# FS: Cheap Large Discus



## Dogface Puffer (Oct 7, 2015)

5.5-6" Discus

1x Brilliant Blue *was* $85 *now* $75
2x Original Pigeon Blood $65/ea (pair for $100) They are a possible pair, always swimming together and one chases only the odd blue one during feeding.

Eating Hikari Bloodworm.
Below are photos of them the day after tank transfer so they were naturally stressed. To see updated photos look a few posts below!


----------



## phillyko (Jul 3, 2014)

To be honest I think you should just give someone them so they don't die because in their current state I don't even know if they would survive any more stress


----------



## mboesiger (Dec 8, 2014)

These discus are not cheap for what condition they are in. They look incredibly stressed out. So beware any buyers.


----------



## Dogface Puffer (Oct 7, 2015)

They were stressed when i took the photos the day after i transferred them from a dirtier environment to this tank. They are now eating well, perky, and healing up nicely.


----------



## phillyko (Jul 3, 2014)

Ok well if you change your mind, I have space in my 55.
I can pay a bit but not your asking price and if you want I can trade you a Light


----------



## Wabubeh (Mar 20, 2015)

I got a coralife light 36" dual light. For trade if you want for those discus.


----------



## Dogface Puffer (Oct 7, 2015)

Just looking for cash atm, thanks. I will update with a few better photos if they are still here in the coming days, they look noticeably better. Eating bloodworm like monsters!


----------



## Dogface Puffer (Oct 7, 2015)

The three discus are still available.
Here are some updated photos of them.

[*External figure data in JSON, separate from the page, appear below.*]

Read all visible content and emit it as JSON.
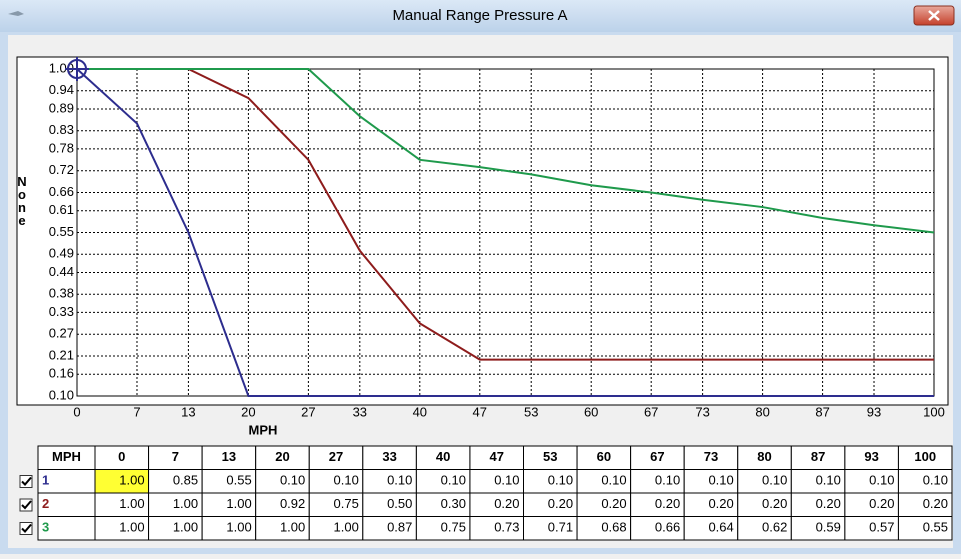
{
  "window": {
    "title": "Manual Range Pressure A"
  },
  "chart_data": {
    "type": "line",
    "x_label": "MPH",
    "y_label": "None",
    "x": [
      0,
      7,
      13,
      20,
      27,
      33,
      40,
      47,
      53,
      60,
      67,
      73,
      80,
      87,
      93,
      100
    ],
    "xlim": [
      0,
      100
    ],
    "xticks": [
      0,
      7,
      13,
      20,
      27,
      33,
      40,
      47,
      53,
      60,
      67,
      73,
      80,
      87,
      93,
      100
    ],
    "ylim": [
      0.1,
      1
    ],
    "yticks": [
      {
        "value": 0.1,
        "label": "0.10"
      },
      {
        "value": 0.16,
        "label": "0.16"
      },
      {
        "value": 0.21,
        "label": "0.21"
      },
      {
        "value": 0.27,
        "label": "0.27"
      },
      {
        "value": 0.33,
        "label": "0.33"
      },
      {
        "value": 0.38,
        "label": "0.38"
      },
      {
        "value": 0.44,
        "label": "0.44"
      },
      {
        "value": 0.49,
        "label": "0.49"
      },
      {
        "value": 0.55,
        "label": "0.55"
      },
      {
        "value": 0.61,
        "label": "0.61"
      },
      {
        "value": 0.66,
        "label": "0.66"
      },
      {
        "value": 0.72,
        "label": "0.72"
      },
      {
        "value": 0.78,
        "label": "0.78"
      },
      {
        "value": 0.83,
        "label": "0.83"
      },
      {
        "value": 0.89,
        "label": "0.89"
      },
      {
        "value": 0.94,
        "label": "0.94"
      },
      {
        "value": 1,
        "label": "1.00"
      }
    ],
    "grid": true,
    "selected": {
      "series": 0,
      "index": 0
    },
    "series": [
      {
        "name": "1",
        "color": "#2d2d8e",
        "checked": true,
        "values": [
          1,
          0.85,
          0.55,
          0.1,
          0.1,
          0.1,
          0.1,
          0.1,
          0.1,
          0.1,
          0.1,
          0.1,
          0.1,
          0.1,
          0.1,
          0.1
        ],
        "value_labels": [
          "1.00",
          "0.85",
          "0.55",
          "0.10",
          "0.10",
          "0.10",
          "0.10",
          "0.10",
          "0.10",
          "0.10",
          "0.10",
          "0.10",
          "0.10",
          "0.10",
          "0.10",
          "0.10"
        ]
      },
      {
        "name": "2",
        "color": "#8e1c1c",
        "checked": true,
        "values": [
          1,
          1,
          1,
          0.92,
          0.75,
          0.5,
          0.3,
          0.2,
          0.2,
          0.2,
          0.2,
          0.2,
          0.2,
          0.2,
          0.2,
          0.2
        ],
        "value_labels": [
          "1.00",
          "1.00",
          "1.00",
          "0.92",
          "0.75",
          "0.50",
          "0.30",
          "0.20",
          "0.20",
          "0.20",
          "0.20",
          "0.20",
          "0.20",
          "0.20",
          "0.20",
          "0.20"
        ]
      },
      {
        "name": "3",
        "color": "#1f9a4c",
        "checked": true,
        "values": [
          1,
          1,
          1,
          1,
          1,
          0.87,
          0.75,
          0.73,
          0.71,
          0.68,
          0.66,
          0.64,
          0.62,
          0.59,
          0.57,
          0.55
        ],
        "value_labels": [
          "1.00",
          "1.00",
          "1.00",
          "1.00",
          "1.00",
          "0.87",
          "0.75",
          "0.73",
          "0.71",
          "0.68",
          "0.66",
          "0.64",
          "0.62",
          "0.59",
          "0.57",
          "0.55"
        ]
      }
    ]
  },
  "table": {
    "header": "MPH"
  }
}
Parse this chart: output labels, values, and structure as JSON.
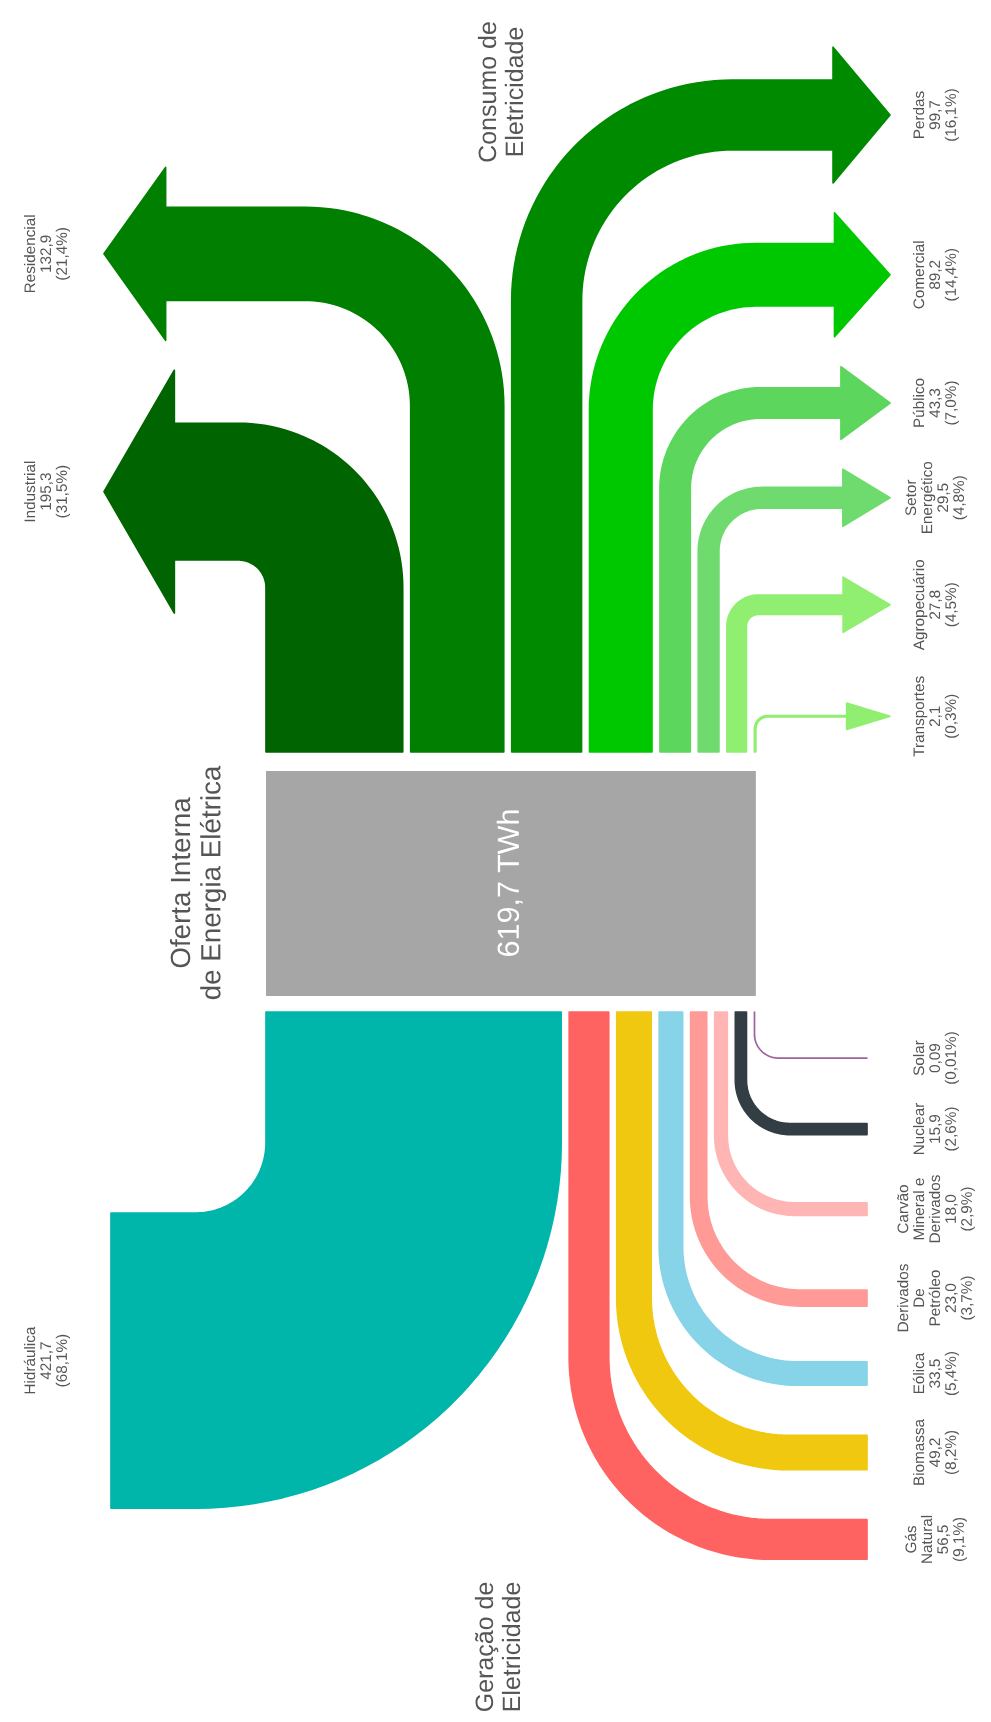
{
  "chart_data": {
    "type": "other",
    "title": "Oferta Interna\nde Energia Elétrica",
    "categories": [
      "Industrial",
      "Residencial",
      "Perdas",
      "Comercial",
      "Público",
      "Setor\nEnergético",
      "Agropecuário",
      "Transportes",
      "Hidráulica",
      "Gás\nNatural",
      "Biomassa",
      "Eólica",
      "Derivados\nDe\nPetróleo",
      "Carvão\nMineral e\nDerivados",
      "Nuclear",
      "Solar"
    ],
    "annotations": [
      "619,7 TWh",
      "(31,5%)",
      "(21,4%)",
      "(16,1%)",
      "(14,4%)",
      "(7,0%)",
      "(4,8%)",
      "(4,5%)",
      "(0,3%)",
      "(68,1%)",
      "(9,1%)",
      "(8,2%)",
      "(5,4%)",
      "(3,7%)",
      "(2,9%)",
      "(2,6%)",
      "(0,01%)"
    ],
    "series": [
      {
        "name": "Consumo de\nEletricidade",
        "values": [
          195.3,
          132.9,
          99.7,
          89.2,
          43.3,
          29.5,
          27.8,
          2.1,
          null,
          null,
          null,
          null,
          null,
          null,
          null,
          null
        ],
        "value_labels": [
          "195,3",
          "132,9",
          "99,7",
          "89,2",
          "43,3",
          "29,5",
          "27,8",
          "2,1",
          null,
          null,
          null,
          null,
          null,
          null,
          null,
          null
        ],
        "colors": [
          "#006400",
          "#007f00",
          "#008a00",
          "#00c800",
          "#5cd65c",
          "#6fdb6f",
          "#90ee70",
          "#90ee70",
          null,
          null,
          null,
          null,
          null,
          null,
          null,
          null
        ]
      },
      {
        "name": "Geração de\nEletricidade",
        "values": [
          null,
          null,
          null,
          null,
          null,
          null,
          null,
          null,
          421.7,
          56.5,
          49.2,
          33.5,
          23.0,
          18.0,
          15.9,
          0.09
        ],
        "value_labels": [
          null,
          null,
          null,
          null,
          null,
          null,
          null,
          null,
          "421,7",
          "56,5",
          "49,2",
          "33,5",
          "23,0",
          "18,0",
          "15,9",
          "0,09"
        ],
        "colors": [
          null,
          null,
          null,
          null,
          null,
          null,
          null,
          null,
          "#00b5aa",
          "#ff6361",
          "#f0c80f",
          "#87d3e8",
          "#ff9a96",
          "#ffb5b3",
          "#333d44",
          "#a0649c"
        ]
      }
    ]
  }
}
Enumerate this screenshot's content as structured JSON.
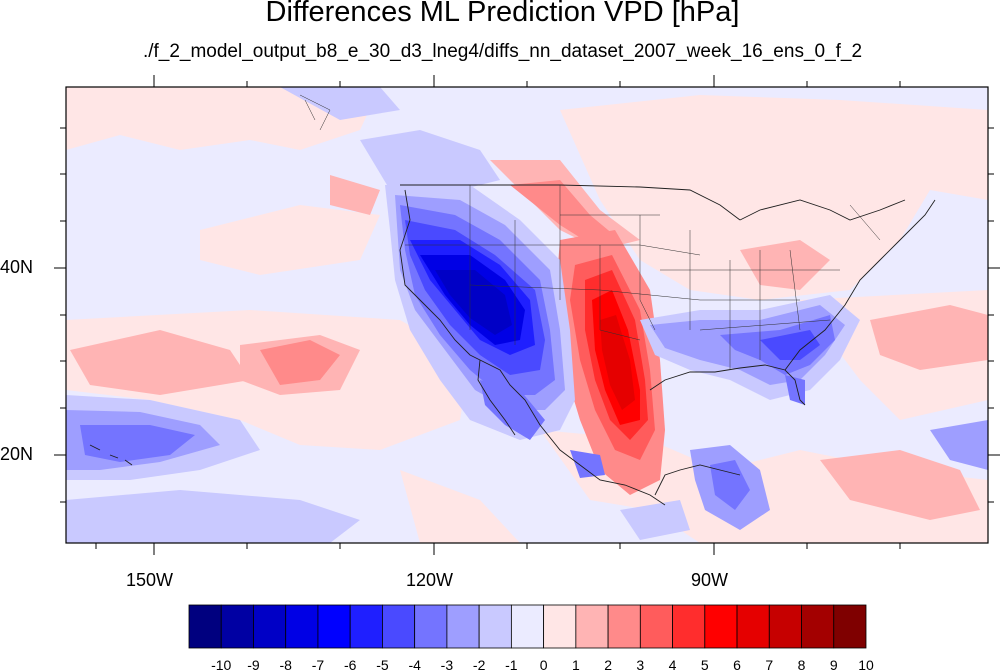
{
  "title": "Differences ML Prediction VPD [hPa]",
  "subtitle": "./f_2_model_output_b8_e_30_d3_lneg4/diffs_nn_dataset_2007_week_16_ens_0_f_2",
  "axes": {
    "lat_labels": [
      "40N",
      "20N"
    ],
    "lon_labels": [
      "150W",
      "120W",
      "90W"
    ]
  },
  "colorbar": {
    "labels": [
      "-10",
      "-9",
      "-8",
      "-7",
      "-6",
      "-5",
      "-4",
      "-3",
      "-2",
      "-1",
      "0",
      "1",
      "2",
      "3",
      "4",
      "5",
      "6",
      "7",
      "8",
      "9",
      "10"
    ],
    "colors": [
      "#00007f",
      "#0000a3",
      "#0000c6",
      "#0000e5",
      "#0000ff",
      "#1f1fff",
      "#4a4aff",
      "#7474ff",
      "#9e9eff",
      "#c9c9ff",
      "#ebebff",
      "#ffe6e6",
      "#ffb4b4",
      "#ff8a8a",
      "#ff5c5c",
      "#ff2d2d",
      "#ff0000",
      "#e50000",
      "#c60000",
      "#a30000",
      "#7f0000"
    ]
  },
  "colors": {
    "background_field": "#ebebff",
    "coast": "#202020"
  }
}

They are doing *amazing*!


----------



## mboesiger (Dec 8, 2014)

does the one at the back always have those black spots all over?


----------



## Dogface Puffer (Oct 7, 2015)

Yeah, it's been a week and his peppering is still strong as before.


----------



## Dogface Puffer (Oct 7, 2015)

bump......


----------



## mboesiger (Dec 8, 2014)

How low would you be willing to drop the price? What part of richmond are you in?


----------